It is 5:23 AM in the morning, this is the third time that I’ve been up with my mom who is increasingly deteriorating from vascular dementia and Alzheimer’s. “Oh God please God what is happening to me”, my mom says. “Did I do something wrong, am I going crazy? Please God, help me.”
Present day, my mom has to wear adult diapers with both urinary and bowel incontinence. She is extremely embarrassed by these set of circumstances. She says, “I am an 89 year old woman, I am not a child.” There are times when I hear my mom wish for her own death rather than continue to deal with the hand that she has been dealt. It is an insidious disease that creates havoc and makes it difficult for both the individual and the caregiver. If not for a loving husband and sister who pitches in, I think I would have a nervous breakdown.
It is difficult for me to watch, a once a vibrant strong African-American woman who is now confused, scared and extremely fragile. Here is a woman who said to me as a child, “You must always walk with pride and dignity because when you walk down the street you are carrying Negro womanhood with you.” She meant it because she lived it. In 1968 when there was a major teachers strike in New York city, she was one of the many parents who kept the schools open teaching their children. It was a strike that lasted several months not several weeks.

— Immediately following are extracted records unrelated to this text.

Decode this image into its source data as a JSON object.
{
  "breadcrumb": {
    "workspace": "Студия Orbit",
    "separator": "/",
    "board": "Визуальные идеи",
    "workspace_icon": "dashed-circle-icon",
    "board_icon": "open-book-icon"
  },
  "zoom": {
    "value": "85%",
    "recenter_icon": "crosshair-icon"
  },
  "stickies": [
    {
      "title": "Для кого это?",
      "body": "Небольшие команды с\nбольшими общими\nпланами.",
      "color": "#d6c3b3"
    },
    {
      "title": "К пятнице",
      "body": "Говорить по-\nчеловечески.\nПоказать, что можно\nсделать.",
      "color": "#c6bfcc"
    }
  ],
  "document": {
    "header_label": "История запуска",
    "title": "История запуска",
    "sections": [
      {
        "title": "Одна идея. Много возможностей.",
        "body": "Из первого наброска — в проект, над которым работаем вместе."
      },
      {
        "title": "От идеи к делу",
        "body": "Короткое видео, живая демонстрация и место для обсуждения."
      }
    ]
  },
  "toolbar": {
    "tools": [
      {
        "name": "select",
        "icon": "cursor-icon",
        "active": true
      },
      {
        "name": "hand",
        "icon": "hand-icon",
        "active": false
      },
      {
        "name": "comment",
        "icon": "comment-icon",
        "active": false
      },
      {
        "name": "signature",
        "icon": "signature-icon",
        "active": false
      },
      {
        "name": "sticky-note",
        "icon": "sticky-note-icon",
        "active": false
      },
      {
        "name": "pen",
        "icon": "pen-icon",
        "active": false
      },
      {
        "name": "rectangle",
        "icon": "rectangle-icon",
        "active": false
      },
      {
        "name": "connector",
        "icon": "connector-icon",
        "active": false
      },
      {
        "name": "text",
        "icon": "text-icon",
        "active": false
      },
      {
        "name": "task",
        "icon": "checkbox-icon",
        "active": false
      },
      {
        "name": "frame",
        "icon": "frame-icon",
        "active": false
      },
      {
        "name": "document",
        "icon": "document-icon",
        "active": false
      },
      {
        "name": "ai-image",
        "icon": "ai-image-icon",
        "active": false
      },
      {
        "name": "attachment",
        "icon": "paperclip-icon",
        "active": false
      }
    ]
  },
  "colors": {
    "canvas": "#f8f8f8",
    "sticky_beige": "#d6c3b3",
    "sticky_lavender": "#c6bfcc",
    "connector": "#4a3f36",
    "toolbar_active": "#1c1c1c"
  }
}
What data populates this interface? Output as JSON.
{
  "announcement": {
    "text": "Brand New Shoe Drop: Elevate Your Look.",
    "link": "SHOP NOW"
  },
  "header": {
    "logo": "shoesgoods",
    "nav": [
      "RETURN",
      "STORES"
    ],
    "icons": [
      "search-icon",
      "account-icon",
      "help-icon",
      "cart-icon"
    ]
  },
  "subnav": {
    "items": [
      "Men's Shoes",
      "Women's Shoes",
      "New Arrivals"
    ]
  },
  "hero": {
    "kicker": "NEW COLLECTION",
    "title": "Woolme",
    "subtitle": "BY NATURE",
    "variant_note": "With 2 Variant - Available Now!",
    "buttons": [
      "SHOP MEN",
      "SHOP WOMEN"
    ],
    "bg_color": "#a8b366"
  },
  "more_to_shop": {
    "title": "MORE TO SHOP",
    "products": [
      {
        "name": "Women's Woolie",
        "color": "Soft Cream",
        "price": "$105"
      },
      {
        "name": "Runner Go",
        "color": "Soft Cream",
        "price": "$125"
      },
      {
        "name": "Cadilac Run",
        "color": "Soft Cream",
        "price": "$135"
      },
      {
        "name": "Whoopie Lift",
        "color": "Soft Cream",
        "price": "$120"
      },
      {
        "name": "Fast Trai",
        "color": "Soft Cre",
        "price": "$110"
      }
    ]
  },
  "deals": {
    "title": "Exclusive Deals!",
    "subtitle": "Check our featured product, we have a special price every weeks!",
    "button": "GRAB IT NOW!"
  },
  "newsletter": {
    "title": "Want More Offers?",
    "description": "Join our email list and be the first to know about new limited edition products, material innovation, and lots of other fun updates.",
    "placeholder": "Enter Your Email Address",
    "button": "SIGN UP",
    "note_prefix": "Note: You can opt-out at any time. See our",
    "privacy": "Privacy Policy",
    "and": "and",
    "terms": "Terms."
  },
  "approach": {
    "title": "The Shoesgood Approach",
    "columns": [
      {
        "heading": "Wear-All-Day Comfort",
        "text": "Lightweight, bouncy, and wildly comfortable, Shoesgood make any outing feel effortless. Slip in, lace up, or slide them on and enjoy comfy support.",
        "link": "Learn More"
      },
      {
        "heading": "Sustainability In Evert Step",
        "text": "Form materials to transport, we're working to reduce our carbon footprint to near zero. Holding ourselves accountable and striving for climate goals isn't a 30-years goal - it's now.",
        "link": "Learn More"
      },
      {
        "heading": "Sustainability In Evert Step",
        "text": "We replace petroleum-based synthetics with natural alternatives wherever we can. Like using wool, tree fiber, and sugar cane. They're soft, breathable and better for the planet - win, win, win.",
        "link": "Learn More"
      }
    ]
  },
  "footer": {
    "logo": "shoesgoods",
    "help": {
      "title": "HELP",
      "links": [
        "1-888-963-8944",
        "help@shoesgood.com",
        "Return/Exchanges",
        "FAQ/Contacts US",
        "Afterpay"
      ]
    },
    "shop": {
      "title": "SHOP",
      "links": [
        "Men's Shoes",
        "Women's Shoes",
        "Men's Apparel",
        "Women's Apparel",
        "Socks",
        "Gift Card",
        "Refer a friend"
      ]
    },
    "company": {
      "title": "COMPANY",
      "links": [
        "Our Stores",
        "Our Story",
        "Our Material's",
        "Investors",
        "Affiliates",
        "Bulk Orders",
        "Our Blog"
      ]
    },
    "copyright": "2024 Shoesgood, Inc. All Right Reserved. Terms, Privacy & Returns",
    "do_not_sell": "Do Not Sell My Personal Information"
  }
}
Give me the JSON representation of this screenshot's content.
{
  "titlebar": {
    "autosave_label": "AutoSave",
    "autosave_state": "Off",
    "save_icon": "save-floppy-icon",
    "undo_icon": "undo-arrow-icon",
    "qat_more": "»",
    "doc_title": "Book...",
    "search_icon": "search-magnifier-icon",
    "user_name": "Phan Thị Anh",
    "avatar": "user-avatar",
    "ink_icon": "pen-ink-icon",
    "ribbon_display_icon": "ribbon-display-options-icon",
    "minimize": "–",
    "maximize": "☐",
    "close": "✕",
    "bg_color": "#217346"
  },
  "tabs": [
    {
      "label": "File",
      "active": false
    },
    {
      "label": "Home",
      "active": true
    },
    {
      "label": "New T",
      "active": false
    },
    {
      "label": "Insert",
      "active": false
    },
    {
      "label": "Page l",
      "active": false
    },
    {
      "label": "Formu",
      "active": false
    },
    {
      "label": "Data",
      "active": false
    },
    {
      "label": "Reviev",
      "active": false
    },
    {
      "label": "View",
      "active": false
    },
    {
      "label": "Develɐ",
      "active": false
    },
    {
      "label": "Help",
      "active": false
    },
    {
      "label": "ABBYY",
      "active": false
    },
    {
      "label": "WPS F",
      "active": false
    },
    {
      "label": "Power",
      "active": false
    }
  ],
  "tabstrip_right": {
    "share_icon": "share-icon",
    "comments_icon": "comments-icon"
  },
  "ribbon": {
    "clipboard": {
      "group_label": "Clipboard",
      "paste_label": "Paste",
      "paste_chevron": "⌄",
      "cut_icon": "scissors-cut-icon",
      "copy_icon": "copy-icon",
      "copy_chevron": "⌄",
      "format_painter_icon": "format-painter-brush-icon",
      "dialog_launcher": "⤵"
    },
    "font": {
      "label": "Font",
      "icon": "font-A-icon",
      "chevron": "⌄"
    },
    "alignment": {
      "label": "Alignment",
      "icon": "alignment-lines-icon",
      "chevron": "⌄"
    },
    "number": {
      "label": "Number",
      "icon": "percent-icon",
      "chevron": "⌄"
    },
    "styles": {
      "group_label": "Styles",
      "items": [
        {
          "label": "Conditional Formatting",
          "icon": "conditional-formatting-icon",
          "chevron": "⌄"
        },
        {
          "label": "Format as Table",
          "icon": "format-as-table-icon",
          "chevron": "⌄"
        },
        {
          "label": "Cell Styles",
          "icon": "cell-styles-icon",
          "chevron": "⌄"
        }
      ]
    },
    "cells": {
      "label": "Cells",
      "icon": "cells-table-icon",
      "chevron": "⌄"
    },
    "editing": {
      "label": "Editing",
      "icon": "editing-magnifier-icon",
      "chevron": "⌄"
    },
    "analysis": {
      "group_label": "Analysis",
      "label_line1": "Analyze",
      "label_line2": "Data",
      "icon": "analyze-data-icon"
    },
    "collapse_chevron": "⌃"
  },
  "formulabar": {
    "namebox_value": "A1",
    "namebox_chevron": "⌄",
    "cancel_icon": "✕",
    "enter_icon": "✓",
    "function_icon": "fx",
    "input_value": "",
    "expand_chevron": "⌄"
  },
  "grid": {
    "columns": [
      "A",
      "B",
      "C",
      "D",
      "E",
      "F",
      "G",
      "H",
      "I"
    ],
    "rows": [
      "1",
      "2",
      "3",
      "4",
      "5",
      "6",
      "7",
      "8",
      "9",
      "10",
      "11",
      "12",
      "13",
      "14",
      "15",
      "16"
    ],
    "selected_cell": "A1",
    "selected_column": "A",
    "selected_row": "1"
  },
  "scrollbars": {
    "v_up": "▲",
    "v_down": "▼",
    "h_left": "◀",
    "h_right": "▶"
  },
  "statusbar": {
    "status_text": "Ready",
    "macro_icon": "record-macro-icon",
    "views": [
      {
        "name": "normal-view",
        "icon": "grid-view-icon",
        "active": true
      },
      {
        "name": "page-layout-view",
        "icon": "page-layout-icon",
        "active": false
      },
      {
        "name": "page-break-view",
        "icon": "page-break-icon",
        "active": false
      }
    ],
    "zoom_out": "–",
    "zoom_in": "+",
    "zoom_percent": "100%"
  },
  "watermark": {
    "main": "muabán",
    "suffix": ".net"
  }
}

It was a strike that led many parents to fight for parental control in their schools. It led to something called decentralized schools. Almost 40 years later, the mayor of New York City used sensationalized anecdotal information to gain control of the schools once again. My mom spent almost 30 years in the school system as an assistant teacher working with difficult children teaching them to read. Not only did she do this for a living, she would tutor neighborhood children. There are many children that can point to my mother, including my own son, as the one responsible for them enjoying reading today. Not too long ago, I even met a position on my job who pointed out my mother has keeping him on the straight and now. He said your mom was Mrs. Wooten, Mrs. Wooten, Wow she used to keep me in line and grade school. I was a real menace at that time.
You would think that having worked in behavioral health care for 10 years, I would have the requisite skills to be a caregiver and deal with my situation. However, when working with your own family, it makes it that much more difficult. I am now about to take caregiver training classes on dementia from the agency that provides home attendants for my mom. It is my hope that this training will further my knowledge of this disease and provide the much-needed coping skills I need as caregiver.